Today, Samantha is a happy, outgoing, active 10-year-old. She lives in La Jolla with her parents and her 8-year-old brother, Ethan. She has two best friends. She attended Bird Rock Elementary School until the third grade, when she transferred to the Children’s Workshop at The Institute for Effective Education in Mission Valley.

“Samantha is a very sweet and loving child,” Lisa Franco said. “She lights up the room. She has a beautiful smile and loves to meet people.”

But it has taken a long time for the Franco family to learn how to live with AS.

According to the Angelman Syndrome Foundation (ASF), the neuro-genetic disorder, which occurs in 1 in 15,000 live births, is characterized by “developmental delays, lack of speech, seizures, and walking and balance disorders.”

Although chronologically age 10, Lisa Franco said Samantha functions at the age of a much younger child. She is awkward and clumsy and falls easily, which has resulted in visits to the emergency room for a broken nose, stitches and knocked out teeth. The only word Samantha says is “momma.”

“She requires constant supervision,” Lisa Franco said. “As soon as you step outside the house, she’s never more than an arm’s length away from any of us.”

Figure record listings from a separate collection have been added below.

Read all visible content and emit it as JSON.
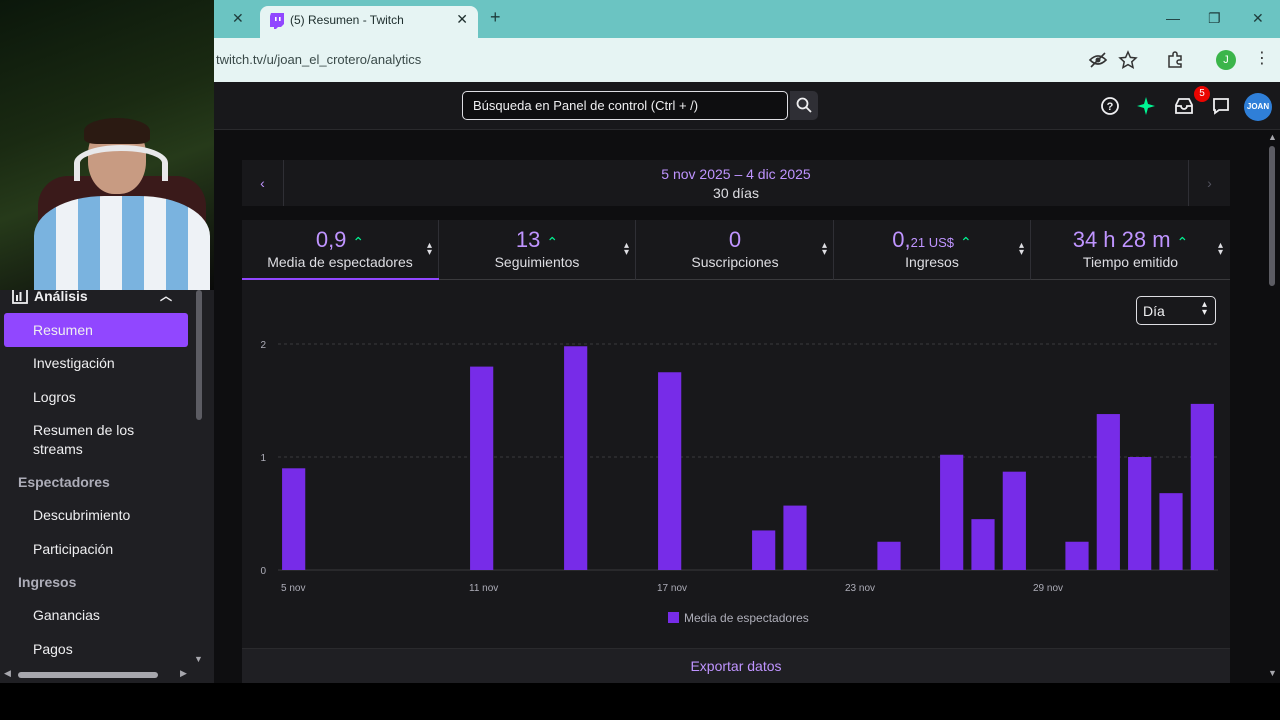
{
  "browser": {
    "tab_title": "(5) Resumen - Twitch",
    "url": "twitch.tv/u/joan_el_crotero/analytics",
    "profile_initial": "J"
  },
  "topbar": {
    "search_placeholder": "Búsqueda en Panel de control (Ctrl + /)",
    "notification_count": "5",
    "avatar_text": "JOAN"
  },
  "sidebar": {
    "section_title": "Análisis",
    "items": [
      {
        "label": "Resumen",
        "active": true
      },
      {
        "label": "Investigación"
      },
      {
        "label": "Logros"
      },
      {
        "label": "Resumen de los streams"
      }
    ],
    "groups": [
      {
        "title": "Espectadores",
        "items": [
          "Descubrimiento",
          "Participación"
        ]
      },
      {
        "title": "Ingresos",
        "items": [
          "Ganancias",
          "Pagos"
        ]
      }
    ]
  },
  "date_range": {
    "range": "5 nov 2025 – 4 dic 2025",
    "days": "30 días"
  },
  "stats": [
    {
      "value": "0,9",
      "label": "Media de espectadores",
      "trend": "up",
      "active": true
    },
    {
      "value": "13",
      "label": "Seguimientos",
      "trend": "up"
    },
    {
      "value": "0",
      "label": "Suscripciones",
      "trend": ""
    },
    {
      "value": "0,",
      "value_small": "21 US$",
      "label": "Ingresos",
      "trend": "up"
    },
    {
      "value": "34 h 28 m",
      "label": "Tiempo emitido",
      "trend": "up"
    }
  ],
  "granularity": "Día",
  "export_label": "Exportar datos",
  "colors": {
    "accent": "#9147ff",
    "bar": "#772ce8",
    "up": "#00f593"
  },
  "chart_data": {
    "type": "bar",
    "categories": [
      "5 nov",
      "6 nov",
      "7 nov",
      "8 nov",
      "9 nov",
      "10 nov",
      "11 nov",
      "12 nov",
      "13 nov",
      "14 nov",
      "15 nov",
      "16 nov",
      "17 nov",
      "18 nov",
      "19 nov",
      "20 nov",
      "21 nov",
      "22 nov",
      "23 nov",
      "24 nov",
      "25 nov",
      "26 nov",
      "27 nov",
      "28 nov",
      "29 nov",
      "30 nov",
      "1 dic",
      "2 dic",
      "3 dic",
      "4 dic"
    ],
    "tick_labels": [
      "5 nov",
      "11 nov",
      "17 nov",
      "23 nov",
      "29 nov"
    ],
    "series": [
      {
        "name": "Media de espectadores",
        "values": [
          0.9,
          0,
          0,
          0,
          0,
          0,
          1.8,
          0,
          0,
          1.98,
          0,
          0,
          1.75,
          0,
          0,
          0.35,
          0.57,
          0,
          0,
          0.25,
          0,
          1.02,
          0.45,
          0.87,
          0,
          0.25,
          1.38,
          1.0,
          0.68,
          1.47
        ]
      }
    ],
    "ylim": [
      0,
      2
    ],
    "yticks": [
      0,
      1,
      2
    ],
    "grid": true,
    "legend": "bottom-center"
  }
}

One of the most difficult aspects of the disease for Lisa Franco is her daughter’s inability to speak. “We understand her wants and her needs, but I would love the day that she could actually articulate a really personal feeling,” Lisa Franco said. “She’s not able to do that.”

Preparing for the future

Like all parents, Lisa and Luis Franco worry what the future holds for Samantha. Having come to terms with the realities of raising a child with AS, the couple bought a home in Pacific Beach with the intent of establishing a handicap-accessible group home.

“We want Samantha close, and maybe one day she can live in her own home with female roommates and an onsite supervisor,” Lisa Franco said.

Shortly after Samantha’s diagnosis, the Francos became active in the Angelman Syndrome Foundation.

“My first piece of advice I give every family ... is join your support group,” Lisa Franco said, adding that she is personally in touch with about two dozen local families but suspects there are more. “Having a foundation is your touch point. It puts you in touch with people who are dealing with very similar issues you’re going to have to deal with.”

Last year, the ASF formed the Angelman Treatment and Research Institute (ATRI) to centralize research efforts and maximize funding opportunities. Lisa Franco serves as a member of the ASF Scientific Advisory Committee and is co-chair of the foundation’s scientific symposium. In 2009, the organization funded $1 million in research. Since 2005, it has provided more than 50 grants, totaling $2.2 million.

“This just gives us more flexibility in going after certain funding avenues that we didn’t have before,” Lisa Franco said.

One thing drives Lisa Franco to continue working diligently to raise awareness of AS and enable researchers to look for answers: “The day that there is some kind of treatment or therapy that would allow Samantha to communicate would be the happiest day of my life.”